Intimate partner violence- or IPV- is everywhere in the 21st century. We see it glorified all over social media, and it’s repeatedly seen in television shows, movies, books, and every other type of media that exist. While we can recognize it as wrong, it’s usually fictional; we don’t have to do anything but watch. But what should we do when we see intimate partner violence in real life? Bystander awareness is extremely important, even though it can be difficult to know just what to do when we are faced with this type of situation. Luckily, there’s an easy way to remember our options when we observe IPV- all we have to do is remember the five D’s of bystander intervention. 

The first D in bystander intervention is the direct method. The direct method is the simplest, as it consists of taking direct action and confronting the situation or abuser. While this method of bystander intervention may be simple, it can take time to do safely and may not always be the best option. It’s important to always be careful and prioritize your safety when in situations like these, especially when there is any type of violence involved. 

The second D in bystander intervention is the distraction method. This one is pretty self-explanatory, as it consists of creating a distraction to disrupt a situation all without a confrontation. This method can diffuse a situation and allow the victim to escape or look for help.

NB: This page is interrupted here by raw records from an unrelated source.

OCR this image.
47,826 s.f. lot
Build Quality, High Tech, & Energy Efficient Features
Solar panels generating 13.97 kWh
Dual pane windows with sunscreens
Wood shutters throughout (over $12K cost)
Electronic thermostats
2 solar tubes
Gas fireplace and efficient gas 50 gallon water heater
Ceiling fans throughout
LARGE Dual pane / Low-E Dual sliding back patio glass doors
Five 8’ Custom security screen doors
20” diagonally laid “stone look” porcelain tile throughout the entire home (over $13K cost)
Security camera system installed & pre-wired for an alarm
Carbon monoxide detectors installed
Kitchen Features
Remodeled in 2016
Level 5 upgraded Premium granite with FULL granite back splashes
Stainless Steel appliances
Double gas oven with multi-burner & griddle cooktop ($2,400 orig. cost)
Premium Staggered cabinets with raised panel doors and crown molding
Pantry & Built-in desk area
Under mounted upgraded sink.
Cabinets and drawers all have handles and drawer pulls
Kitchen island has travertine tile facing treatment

The third D in bystander intervention is the delegation method. This method consists of seeking help from those who might be more qualified to handle the situation, like the authorities, professionals, or friends. It’s important to know who you can call in IPV scenarios like these for this exact reason- a lot of the time it’s better to receive help from someone who knows what they’re doing versus trying to deal with a situation all on your own. 

The fourth D in bystander intervention is the delaying method. This method consists of waiting for the situation to blow over before checking on the victim and offering support. Sometimes, waiting until a situation has ended is the safest option for everyone, and it’s important to realize this and use patience if necessary to be as helpful as possible for the victim. 

The fifth and final D in bystander intervention is the documentation method. This method consists of taking pictures or videos of the situation instead of actively intervening. This can be extremely beneficial for the victim to get protection or justice if legal action is taken, as photo or video documentation gives the victim clear evidence to show the court. While recording, it’s important to keep everyone’s- including your own- safety in mind.

The five D’s of bystander intervention- direct, distract, delegate, delay, and document- are an amazing resource to remember if you are a bystander to intimate partner violence. Taking action in these situations is vital! While it’s most important to keep yourself safe in a situation like this, we must also be aware of our surroundings and try our best to help where we can when we observe intimate partner violence- remember, you could be the only thing standing between a victim and harm.